Neue Ära des Risikos

 

Im Vergleich dazu sind in den Vereinigten Staaten 93 Reaktoren am Netz - mehr als in jedem anderen Land der Welt. Sie stellen aber 19,7 Prozent des Stroms zur Verfügung. Das durchschnittliche Alter beträgt 41,2 Jahre. „Dieser Wert wird in den nächsten Jahren wohl noch steigen: Laufzeitverlängerungen eines Großteils der Reaktoren von 40 auf 60 Jahre sind bereits beschlossen, eine weitere Verlängerung auf 80 Jahre ist für 6 Reaktorblöcke bereits genehmigt, über 100 Jahre Laufzeit wird zumindest laut nachgedacht“, so die Gesellschaft für Anlagen- und Reaktorsicherheit (GSR).

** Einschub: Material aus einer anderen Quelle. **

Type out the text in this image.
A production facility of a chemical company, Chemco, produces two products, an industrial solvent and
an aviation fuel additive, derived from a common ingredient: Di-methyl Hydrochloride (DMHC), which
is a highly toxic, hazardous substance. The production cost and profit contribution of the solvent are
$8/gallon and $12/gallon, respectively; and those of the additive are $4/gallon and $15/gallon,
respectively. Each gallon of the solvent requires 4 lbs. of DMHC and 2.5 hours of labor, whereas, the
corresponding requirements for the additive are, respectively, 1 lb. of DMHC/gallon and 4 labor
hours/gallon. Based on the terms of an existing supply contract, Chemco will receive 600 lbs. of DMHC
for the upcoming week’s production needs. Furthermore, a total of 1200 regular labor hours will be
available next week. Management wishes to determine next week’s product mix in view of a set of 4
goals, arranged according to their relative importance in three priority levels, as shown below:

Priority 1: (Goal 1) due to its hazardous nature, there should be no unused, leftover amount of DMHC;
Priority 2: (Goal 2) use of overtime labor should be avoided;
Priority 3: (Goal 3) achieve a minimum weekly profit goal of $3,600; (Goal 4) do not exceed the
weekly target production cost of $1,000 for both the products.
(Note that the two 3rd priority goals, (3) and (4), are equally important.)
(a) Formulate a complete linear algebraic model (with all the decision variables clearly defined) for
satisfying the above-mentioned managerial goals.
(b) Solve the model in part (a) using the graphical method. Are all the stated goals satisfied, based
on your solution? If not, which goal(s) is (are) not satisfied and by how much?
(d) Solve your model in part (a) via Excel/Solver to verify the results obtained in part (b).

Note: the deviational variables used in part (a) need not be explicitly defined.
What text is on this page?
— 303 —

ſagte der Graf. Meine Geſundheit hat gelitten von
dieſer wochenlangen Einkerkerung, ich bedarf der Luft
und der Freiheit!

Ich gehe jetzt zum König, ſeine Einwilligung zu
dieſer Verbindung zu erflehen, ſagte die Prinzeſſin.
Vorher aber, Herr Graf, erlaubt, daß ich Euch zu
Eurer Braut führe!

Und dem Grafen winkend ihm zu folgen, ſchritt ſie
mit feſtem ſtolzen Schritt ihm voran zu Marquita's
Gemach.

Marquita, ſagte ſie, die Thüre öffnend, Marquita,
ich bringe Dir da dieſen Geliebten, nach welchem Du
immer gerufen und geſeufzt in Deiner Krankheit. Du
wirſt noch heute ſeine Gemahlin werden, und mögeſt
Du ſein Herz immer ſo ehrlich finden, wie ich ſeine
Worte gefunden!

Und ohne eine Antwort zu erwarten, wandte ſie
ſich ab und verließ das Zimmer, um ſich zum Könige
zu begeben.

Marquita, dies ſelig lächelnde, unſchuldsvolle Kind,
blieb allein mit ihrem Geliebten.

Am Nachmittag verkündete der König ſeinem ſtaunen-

In China beträgt der Anteil der Kernenergie am Gesamtstrommix bei 4,9 Prozent. Dafür sind 54 Reaktoren mit einem Durchschnittsalter von gerade einmal 8,7 Jahren verantwortlich. Drei neue Reaktoren wurden 2021 Jahr in Betrieb genommen.

Weltweit relativieren sich die Zahlen. Hier liegt der Anteil seit ca. 10 Jahren bei 11 Prozent. 1996 lag er noch bei 17 Prozent. Der Trend geht international also in Richtung Ausstieg. Zurzeit (Stand:2022) sind weltweit 439 Kernreaktoren mit einem Durchschnittsalter von 31 Jahren in Betrieb, 52 Blöcke werden aktuell gebaut, 199 wurden stillgelegt bzw. werden gegenwärtig rückgebaut.

Aber: Aufgrund des hohen Durchschnittsalters der Kernreaktoren auf der Welt sprechen Expertinnen von Greenpeace gar von einer „neuen Ära des Risikos“.